With the generalisation of automatic translation engines, they are going to become a very common pair of terms in the sector. They do not always go hand in hand, as the former is not necessary in all cases, while the latter is absolutely essential. It is important for all of us to be aware that in no universe or dimension can the output of an engine be considered final or of equivalent quality to that provided by human translators. Human parity is still a long way off. Having said that, let’s look at what pre-editing and post-editing a text consists of, and what kind of skills it will require from translators.

As its name suggests, “pre-editing” consists of preparing the source text so that the engine “understands” it better, which optimises the end result. It’s like making an initial investment only to reap the rewards later. The important thing is to identify when it is necessary to invest time and resources in it.

It is clear that the quality of the output of an engine is directly proportional to the quality of the source text. The problem is that translators often have to deal with originals the quality of which sometimes leaves something to be desired. Fortunately, we are human and we know how to intuit, extrapolate, take advantage of the context in our favour, etc., but not an engine; we can’t demand that from a machine. So here it is a matter of eliminating the pitfalls that could make it difficult for the AI to understand the text.

In PowerPoint presentations this is usually less necessary because, by their nature, they have concise and direct titles, little text and short sentences in general, as they serve as visual support for the speakers, who assume the weight of the presentation. But when we handle a text document in Word, for example, the room for manoeuvre increases, in line with the need for pre-editing. Pay attention and make sure that the sentences are grammatically well constructed and that there are no typos or omissions. It is also advisable to identify words that, for some reason, we do not want the engine to translate, either because they are proper nouns or foreign words that we want to keep. In this case they can be replaced by several X’s or by some symbol that we can easily find later to replace it with the word in question. Attention also to acronyms and abbreviations, as we may find ourselves with the unpleasant surprise that the engine, with its overwhelming logic, has translated WC (working capital) as “toilet”….

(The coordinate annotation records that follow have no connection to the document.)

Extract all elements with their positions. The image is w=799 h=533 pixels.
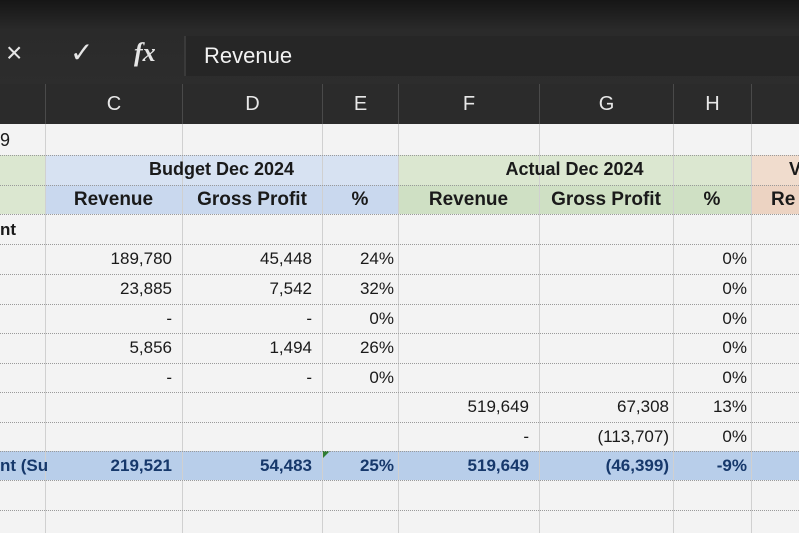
actual-revenue-cell[interactable]: 519,649 <box>467 397 529 416</box>
actual-percent-cell[interactable]: 0% <box>722 249 747 268</box>
total-budget-revenue[interactable]: 219,521 <box>110 456 172 475</box>
budget-subheader-band <box>45 185 398 214</box>
enter-icon[interactable]: ✓ <box>70 37 94 68</box>
next-revenue-header-fragment[interactable]: Re <box>771 189 796 210</box>
budget-gross-profit-header[interactable]: Gross Profit <box>197 189 307 210</box>
budget-revenue-cell[interactable]: 189,780 <box>110 249 172 268</box>
header-band-left <box>0 155 45 185</box>
cancel-icon[interactable]: × <box>6 37 23 68</box>
gridline-v <box>45 124 46 533</box>
column-header-g[interactable]: G <box>539 84 673 124</box>
budget-revenue-cell[interactable]: - <box>166 368 172 387</box>
total-budget-percent[interactable]: 25% <box>359 456 394 475</box>
cell-indicator-icon <box>322 451 330 459</box>
column-header-i[interactable] <box>751 84 799 124</box>
total-row-band <box>0 451 799 480</box>
gridline-v <box>751 124 752 533</box>
column-header-h[interactable]: H <box>673 84 751 124</box>
total-actual-gross-profit[interactable]: (46,399) <box>605 456 669 475</box>
subheader-band-left <box>0 185 45 214</box>
gridline-h <box>0 480 799 481</box>
actual-revenue-header[interactable]: Revenue <box>428 189 509 210</box>
actual-percent-cell[interactable]: 0% <box>722 427 747 446</box>
gridline-h <box>0 363 799 364</box>
row-number-fragment: 9 <box>0 130 11 150</box>
row-label-fragment[interactable]: nt <box>0 220 17 239</box>
actual-gross-profit-cell[interactable]: 67,308 <box>617 397 669 416</box>
budget-gross-profit-cell[interactable]: 1,494 <box>269 338 312 357</box>
spreadsheet-grid[interactable]: 9 Budget Dec 2024 Actual Dec 2024 V Reve… <box>0 124 799 533</box>
column-header-d[interactable]: D <box>182 84 322 124</box>
actual-gross-profit-cell[interactable]: (113,707) <box>597 427 669 446</box>
gridline-h <box>0 392 799 393</box>
gridline-v <box>539 124 540 533</box>
budget-percent-header[interactable]: % <box>351 189 369 210</box>
column-header-e[interactable]: E <box>322 84 398 124</box>
budget-header-band <box>45 155 398 185</box>
budget-percent-cell[interactable]: 32% <box>359 279 394 298</box>
next-header-band <box>751 155 799 185</box>
total-row-label[interactable]: nt (Su <box>0 456 49 475</box>
budget-group-header[interactable]: Budget Dec 2024 <box>148 159 295 179</box>
budget-revenue-header[interactable]: Revenue <box>73 189 154 210</box>
next-group-header-fragment[interactable]: V <box>789 159 799 179</box>
budget-revenue-cell[interactable]: 5,856 <box>129 338 172 357</box>
gridline-h <box>0 155 799 156</box>
gridline-v <box>322 124 323 533</box>
column-header-f[interactable]: F <box>398 84 539 124</box>
budget-gross-profit-cell[interactable]: - <box>306 309 312 328</box>
column-headers: C D E F G H <box>0 84 799 124</box>
budget-percent-cell[interactable]: 0% <box>369 309 394 328</box>
gridline-v <box>398 124 399 533</box>
budget-gross-profit-cell[interactable]: - <box>306 368 312 387</box>
total-actual-percent[interactable]: -9% <box>716 456 747 475</box>
formula-bar: × ✓ fx Revenue <box>0 0 799 84</box>
gridline-h <box>0 185 799 186</box>
total-actual-revenue[interactable]: 519,649 <box>467 456 529 475</box>
budget-revenue-cell[interactable]: - <box>166 309 172 328</box>
actual-percent-cell[interactable]: 0% <box>722 368 747 387</box>
gridline-v <box>673 124 674 533</box>
gridline-h <box>0 304 799 305</box>
gridline-h <box>0 333 799 334</box>
formula-input[interactable]: Revenue <box>186 36 799 76</box>
formula-bar-divider <box>184 36 186 76</box>
actual-percent-cell[interactable]: 0% <box>722 338 747 357</box>
budget-gross-profit-cell[interactable]: 7,542 <box>269 279 312 298</box>
actual-group-header[interactable]: Actual Dec 2024 <box>505 159 644 179</box>
gridline-v <box>182 124 183 533</box>
budget-percent-cell[interactable]: 26% <box>359 338 394 357</box>
actual-percent-cell[interactable]: 13% <box>712 397 747 416</box>
actual-gross-profit-header[interactable]: Gross Profit <box>551 189 661 210</box>
next-subheader-band <box>751 185 799 214</box>
column-header-c[interactable]: C <box>45 84 182 124</box>
gridline-h <box>0 451 799 452</box>
actual-subheader-band <box>398 185 751 214</box>
actual-header-band <box>398 155 751 185</box>
insert-function-icon[interactable]: fx <box>134 38 156 67</box>
actual-revenue-cell[interactable]: - <box>523 427 529 446</box>
gridline-h <box>0 274 799 275</box>
total-budget-gross-profit[interactable]: 54,483 <box>260 456 312 475</box>
gridline-h <box>0 214 799 215</box>
actual-percent-header[interactable]: % <box>703 189 721 210</box>
column-header-partial[interactable] <box>0 84 45 124</box>
budget-percent-cell[interactable]: 0% <box>369 368 394 387</box>
actual-percent-cell[interactable]: 0% <box>722 279 747 298</box>
gridline-h <box>0 422 799 423</box>
actual-percent-cell[interactable]: 0% <box>722 309 747 328</box>
budget-revenue-cell[interactable]: 23,885 <box>120 279 172 298</box>
gridline-h <box>0 510 799 511</box>
gridline-h <box>0 244 799 245</box>
budget-gross-profit-cell[interactable]: 45,448 <box>260 249 312 268</box>
budget-percent-cell[interactable]: 24% <box>359 249 394 268</box>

Let’s think that the work we don’t do in pre-editing will have to be done in post-editing. Here the maxim is to revise the text with such thoroughness and rigour that at the end it doesn’t look like it has been through an engine. It’s that simple…and that difficult. It’s quite a challenge. And to achieve this level of excellence, it is necessary to pay attention to several aspects; aspects that are not the same as when we review a translation done by a human being. In other words, machine translation engines make different mistakes than human translators do. The most obvious is usually the copying of structures from the original text. The engines “stick” to the text and duplicate grammatical constructions that do not directly belong to the target language. This mistake is also often made by less experienced translators, but it is a tendency that will undoubtedly be corrected over time.

Another significant area of improvement is context-related errors, i.e., the engines do not know that the same word can have several translations depending on the context and do not choose the most appropriate one. A classic example is the word “performance”, which in Spanish, depending on the context, can mean “desempeño”, “rendimiento” or “resultados. Attention should also be paid to terminological homogeneity and adequacy, syntactic, orthotypographical and grammatical correctness, additions and the need to localise and format the text.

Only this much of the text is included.